Reynaud appointed the Verdun hero, Marshal Pétain, aged eighty-four, to his government along with a general who had led three failed counter-attacks and believed that France should never surrender: Charles de Gaulle, under-secretary of war, was an ungainly, six-foot-four soldier-scholar of minor nobility with a small head and long nose nicknamed Le Grand Asparagus. On 9 June, he flew to see Churchill at Downing Street and requested the commitment of the RAF to the battle of France. Churchill refused. But he admired the ‘young and energetic’ de Gaulle: hardened by his German imprisonment as a First World War PoW, he believed in ‘a certain idea of France’, a France of grandeur, preferably led by a regal leader who might one day be himself.

Two days later Churchill returned to France to meet a despondent Reynaud, and there observed de Gaulle’s ‘vigour’; Pétain was already a defeatist. Back in London, Churchill proposed an Anglo-French union, but on 10 June Reynaud resigned and Pétain became premier to negotiate with Hitler. As Mussolini joined the war, invading France from the south, de Gaulle escaped to London, ‘alone and deprived of everything … I was entering into an adventure.’ On 14 June, Paris fell. Four days later ‘I, General Charles de Gaulle, currently in London’, broadcast to France. He asked, ‘Has the last word been said? Must hope disappear? Is defeat final? No! … Nothing is lost for France.’
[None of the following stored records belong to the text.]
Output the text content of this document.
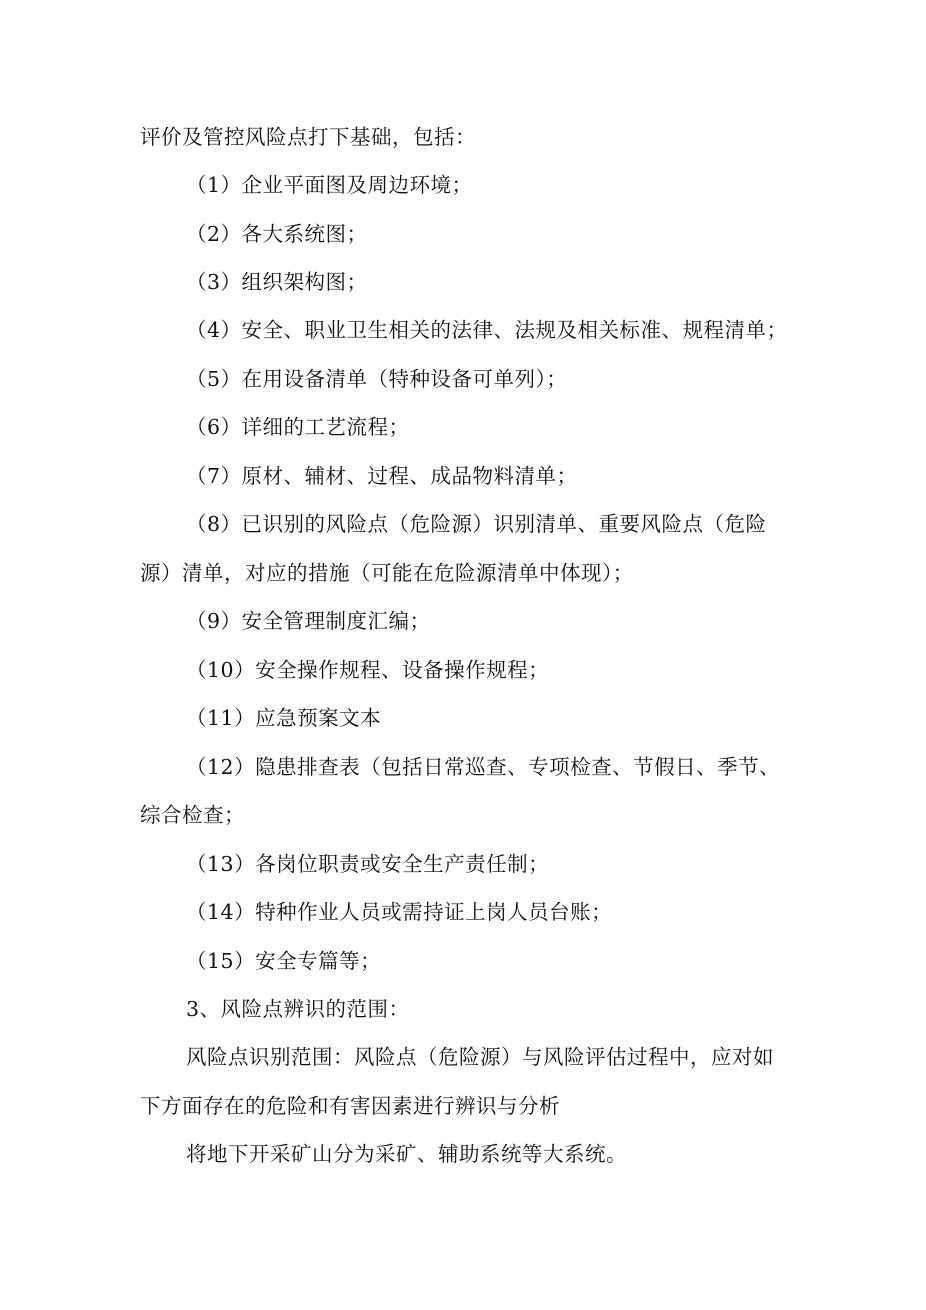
评价及管控风险点打下基础，包括：
（1）企业平面图及周边环境；
（2）各大系统图；
（3）组织架构图；
（4）安全、职业卫生相关的法律、法规及相关标准、规程清单；
（5）在用设备清单（特种设备可单列）；
（6）详细的工艺流程；
（7）原材、辅材、过程、成品物料清单；
（8）已识别的风险点（危险源）识别清单、重要风险点（危险
源）清单，对应的措施（可能在危险源清单中体现）；
（9）安全管理制度汇编；
（10）安全操作规程、设备操作规程；
（11）应急预案文本
（12）隐患排查表（包括日常巡查、专项检查、节假日、季节、
综合检查；
（13）各岗位职责或安全生产责任制；
（14）特种作业人员或需持证上岗人员台账；
（15）安全专篇等；
3、风险点辨识的范围：
风险点识别范围：风险点（危险源）与风险评估过程中，应对如
下方面存在的危险和有害因素进行辨识与分析
将地下开采矿山分为采矿、辅助系统等大系统。
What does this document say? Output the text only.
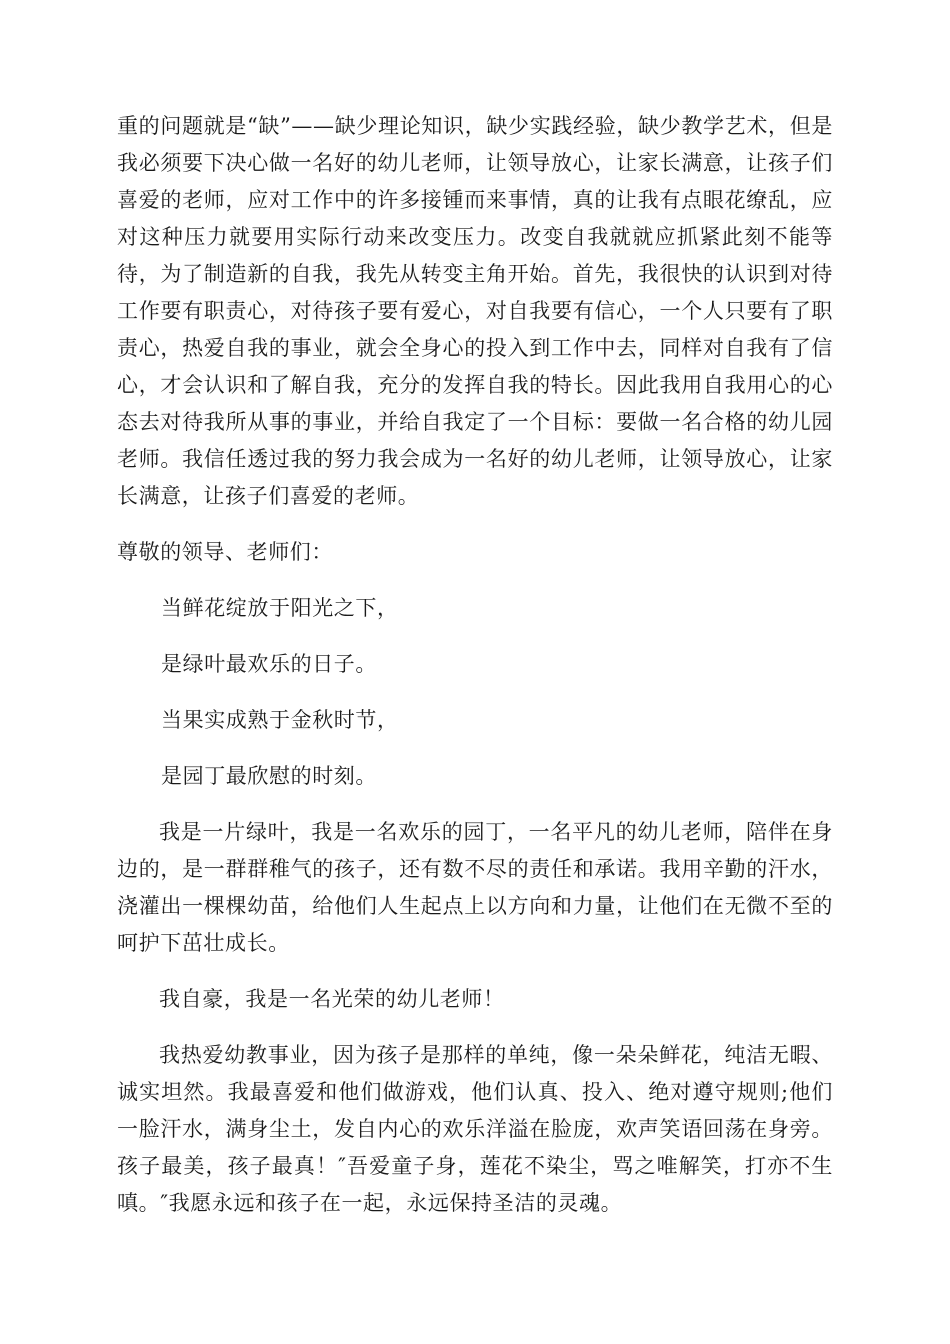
重的问题就是“缺”——缺少理论知识，缺少实践经验，缺少教学艺术，但是我必须要下决心做一名好的幼儿老师，让领导放心，让家长满意，让孩子们喜爱的老师，应对工作中的许多接锺而来事情，真的让我有点眼花缭乱，应对这种压力就要用实际行动来改变压力。改变自我就就应抓紧此刻不能等待，为了制造新的自我，我先从转变主角开始。首先，我很快的认识到对待工作要有职责心，对待孩子要有爱心，对自我要有信心，一个人只要有了职责心，热爱自我的事业，就会全身心的投入到工作中去，同样对自我有了信心，才会认识和了解自我，充分的发挥自我的特长。因此我用自我用心的心态去对待我所从事的事业，并给自我定了一个目标：要做一名合格的幼儿园老师。我信任透过我的努力我会成为一名好的幼儿老师，让领导放心，让家长满意，让孩子们喜爱的老师。

尊敬的领导、老师们：

当鲜花绽放于阳光之下，

是绿叶最欢乐的日子。

当果实成熟于金秋时节，

是园丁最欣慰的时刻。

我是一片绿叶，我是一名欢乐的园丁，一名平凡的幼儿老师，陪伴在身边的，是一群群稚气的孩子，还有数不尽的责任和承诺。我用辛勤的汗水，浇灌出一棵棵幼苗，给他们人生起点上以方向和力量，让他们在无微不至的呵护下茁壮成长。

我自豪，我是一名光荣的幼儿老师！

我热爱幼教事业，因为孩子是那样的单纯，像一朵朵鲜花，纯洁无暇、诚实坦然。我最喜爱和他们做游戏，他们认真、投入、绝对遵守规则;他们一脸汗水，满身尘土，发自内心的欢乐洋溢在脸庞，欢声笑语回荡在身旁。孩子最美，孩子最真！″吾爱童子身，莲花不染尘，骂之唯解笑，打亦不生嗔。″我愿永远和孩子在一起，永远保持圣洁的灵魂。
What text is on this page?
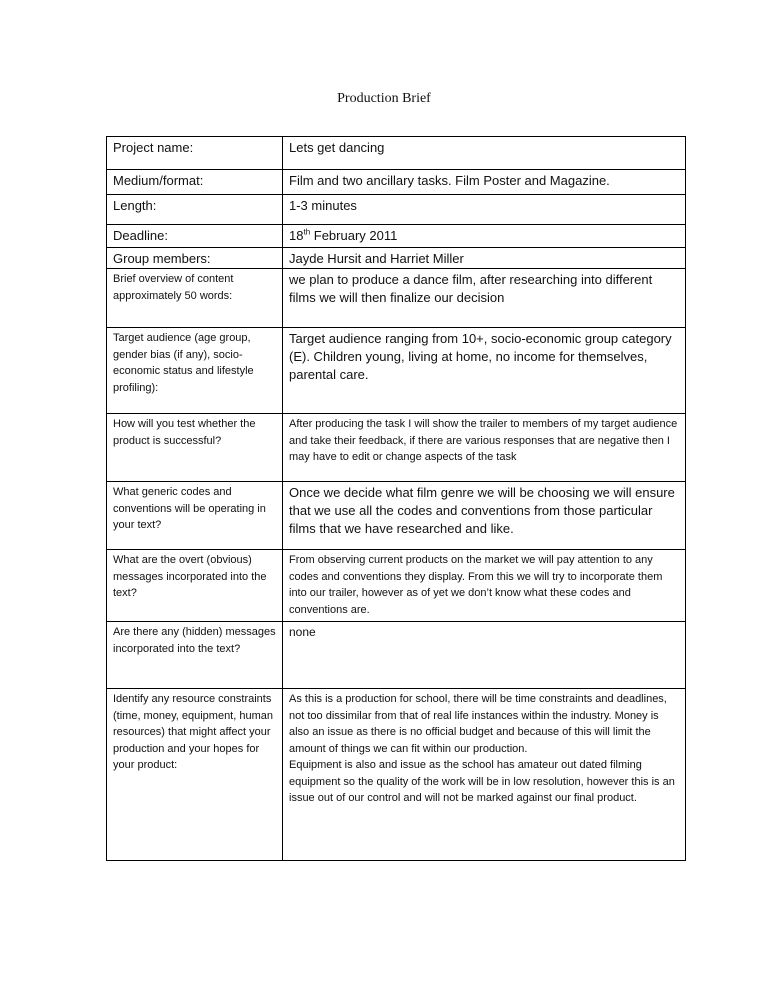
Production Brief
Project name:	Lets get dancing
Medium/format:	Film and two ancillary tasks. Film Poster and Magazine.
Length:	1-3 minutes
Deadline:	18th February 2011
Group members:	Jayde Hursit and Harriet Miller
Brief overview of content approximately 50 words:	we plan to produce a dance film, after researching into different films we will then finalize our decision
Target audience (age group, gender bias (if any), socio-economic status and lifestyle profiling):	Target audience ranging from 10+, socio-economic group category (E). Children young, living at home, no income for themselves, parental care.
How will you test whether the product is successful?	After producing the task I will show the trailer to members of my target audience and take their feedback, if there are various responses that are negative then I may have to edit or change aspects of the task
What generic codes and conventions will be operating in your text?	Once we decide what film genre we will be choosing we will ensure that we use all the codes and conventions from those particular films that we have researched and like.
What are the overt (obvious) messages incorporated into the text?	From observing current products on the market we will pay attention to any codes and conventions they display. From this we will try to incorporate them into our trailer, however as of yet we don’t know what these codes and conventions are.
Are there any (hidden) messages incorporated into the text?	none
Identify any resource constraints (time, money, equipment, human resources) that might affect your production and your hopes for your product:	As this is a production for school, there will be time constraints and deadlines, not too dissimilar from that of real life instances within the industry. Money is also an issue as there is no official budget and because of this will limit the amount of things we can fit within our production.
Equipment is also and issue as the school has amateur out dated filming equipment so the quality of the work will be in low resolution, however this is an issue out of our control and will not be marked against our final product.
As Pétain opened negotiations, the British army was surrounded on the beach at Dunkirk. The victory was so total that Hitler wavered. ‘Führer’s terribly nervous,’ wrote his chief of staff. ‘Frightened by his own success’. While Hitler vacillated, 300,000 British soldiers were rescued by a flotilla of small boats.

Hitler received the French surrender – technically an armistice – in the same carriage at Compiègne where the Germans had surrendered in 1918; and left southern France and the French empire intact under Pétain ruling from Vichy. The ex-kaiser and his sons congratulated Hitler.

At dawn on 23 June, accompanied by Speer, Hitler flew into Paris for sightseeing in an open Mercedes, stopping at the Tour Eiffel and standing before Napoleon’s tomb at Les Invalides, where he ordered the return of the body of the emperor’s son, the duke of Reichstadt, one of his stranger historical obsessions. ‘Wasn’t Paris lovely?’ he said to Speer. In July, Hitler arrived in Essen to celebrate Krupp’s seventieth and to thank him in person for the panzers.* At Bayreuth, he watched an operatic Götterdämmerung. ‘I hear,’ he told Winifred Wagner, ‘the wings of the goddess of victory.’ He was about to order the greatest gamble of a gambling life.

He expected the British to surrender. Halifax suggested negotiations. Churchill held his nerve, telling the British people, ‘I have nothing to offer but blood, toil, tears and sweat’ in a war ‘against a monstrous tyranny never surpassed in the dark and lamentable catalogue of human crime’. Sneering at ‘Britain’s hopeless military situation’, Hitler ordered a sea assault (Operation Sealion), but his admirals warned that such an operation would be possible only with air superiority. In July 1940, Hitler commanded his chosen heir, Göring, the Luftwaffe commander recently promoted to Reichsmarschall, to ‘beat down the RAF’ then ‘eliminate the English motherland and … occupy the country completely’. But he was already turning to the crusade of his life: ‘Once Russia has been destroyed, England’s last hope will vanish.’